DPERC: Direct Parameter Estimation for Mixed Data
Tuan L. Vo, Quan Huu Do, Uyen Dang, Thu Nguyen, Pål Halvorsen, Michael A. Riegler, Binh T. Nguyen
TL;DR
DPERC addresses covariance estimation from incomplete mixed data by extending direct parameter estimation (DPER) to use categorical features as artificial class labels under an equal-covariance assumption, enabling more accurate estimation of the continuous-feature covariance $\boldsymbol{\Sigma}$. The method selects a good categorical feature via a theoretical criterion based on $\delta^{(g)} = d^{(g)}_{\mathbf{c}} + n_g \Delta^{(g)}$ and applies a multi-class DPER to estimate off-diagonal entries, while handling both single-class and multi-class scenarios. Experimental results on four real datasets show DPERC improves estimation accuracy and produces correlation heatmaps that more closely match ground truth than several imputation-based and direct-estimation baselines, with notable gains in multi-class settings. The approach provides a practical, computation-efficient pathway for direct covariance estimation with missing data and informs reliable correlation visualization in mixed-type datasets.
Abstract
The covariance matrix is a foundation in numerous statistical and machine-learning applications such as Principle Component Analysis, Correlation Heatmap, etc.

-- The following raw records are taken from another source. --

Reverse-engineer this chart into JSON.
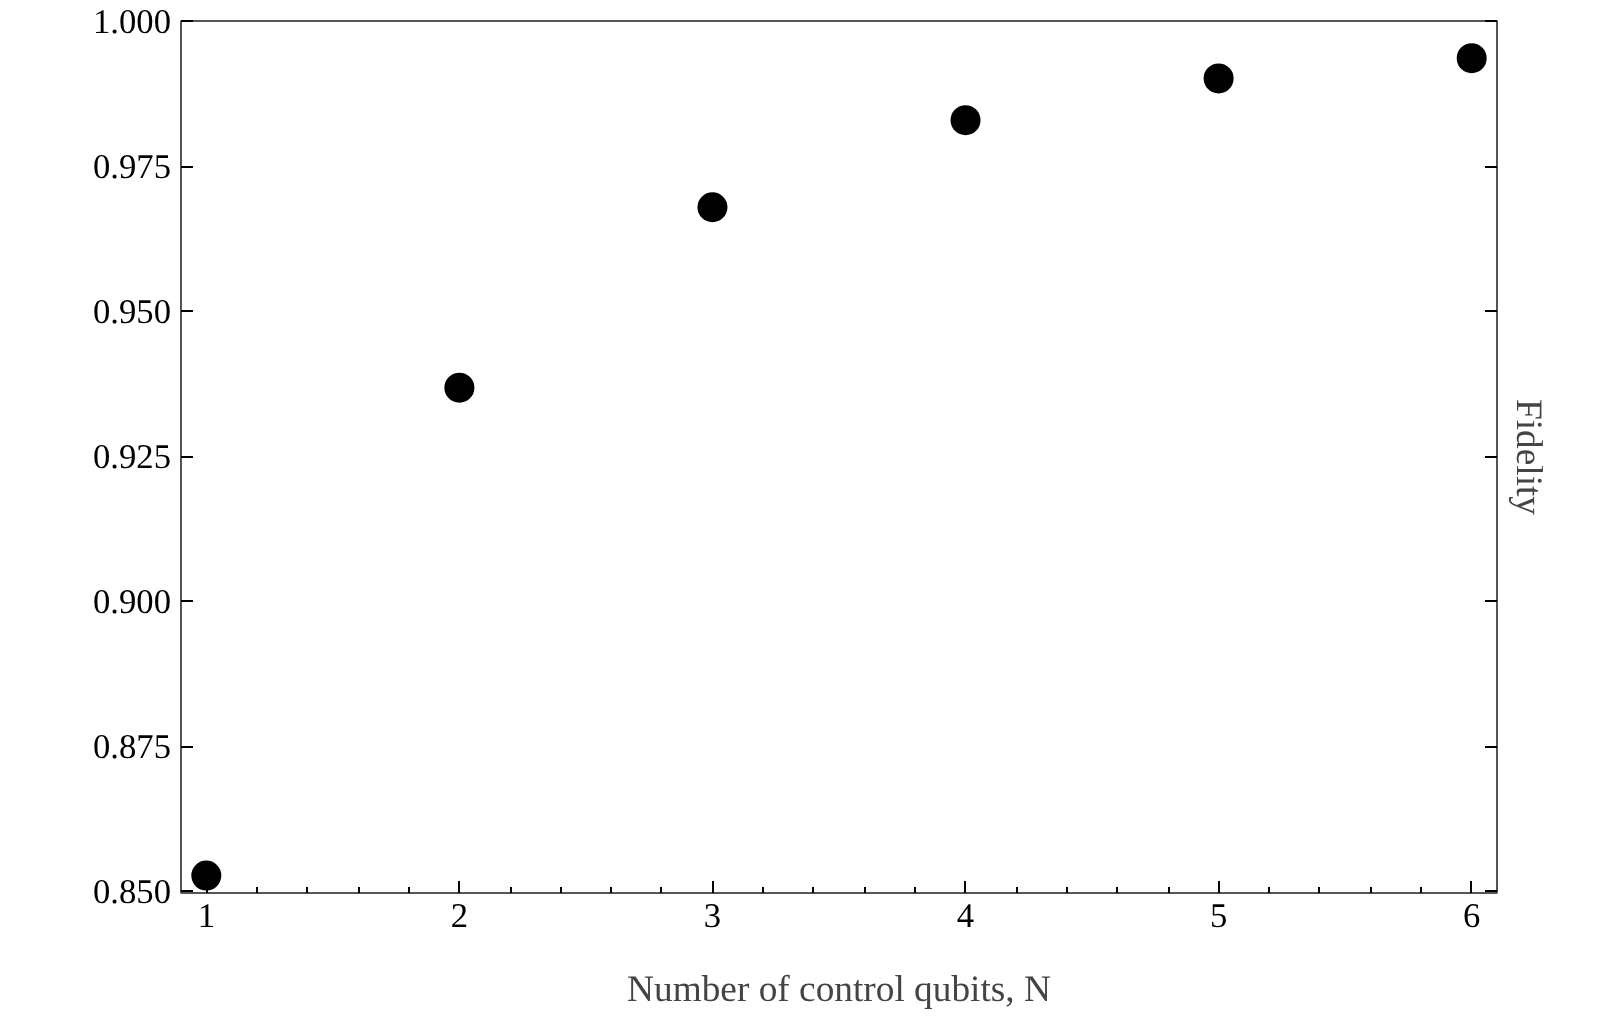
{
  "chart_data": {
    "type": "scatter",
    "xlabel": "Number of control qubits, N",
    "ylabel": "Fidelity",
    "x": [
      1,
      2,
      3,
      4,
      5,
      6
    ],
    "values": [
      0.8527,
      0.9368,
      0.9679,
      0.9829,
      0.9901,
      0.9936
    ],
    "color": "#000000",
    "marker": "circle",
    "xlim": [
      0.9,
      6.1
    ],
    "xticks": [
      1,
      2,
      3,
      4,
      5,
      6
    ],
    "ylim": [
      0.8497,
      1.0
    ],
    "yticks": [
      {
        "value": 0.85,
        "label": "0.850"
      },
      {
        "value": 0.875,
        "label": "0.875"
      },
      {
        "value": 0.9,
        "label": "0.900"
      },
      {
        "value": 0.925,
        "label": "0.925"
      },
      {
        "value": 0.95,
        "label": "0.950"
      },
      {
        "value": 0.975,
        "label": "0.975"
      },
      {
        "value": 1.0,
        "label": "1.000"
      }
    ],
    "grid": false
  }
}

However, missing values within datasets present a formidable obstacle to accurately estimating this matrix. While imputation methods offer one avenue for addressing this challenge, they often entail a trade-off between computational efficiency and estimation accuracy. Consequently, attention has shifted towards direct parameter estimation, given its precision and reduced computational burden. In this paper, we propose Direct Parameter Estimation for Randomly Missing Data with Categorical Features (DPERC), an efficient approach for direct parameter estimation tailored to mixed data that contains missing values within continuous features. Our method is motivated by leveraging information from categorical features, which can significantly enhance covariance matrix estimation for continuous features. Our approach effectively harnesses the information embedded within mixed data structures. Through comprehensive evaluations of diverse datasets, we demonstrate the competitive performance of DPERC compared to various contemporary techniques. In addition, we also show by experiments that DPERC is a valuable tool for visualizing the correlation heatmap.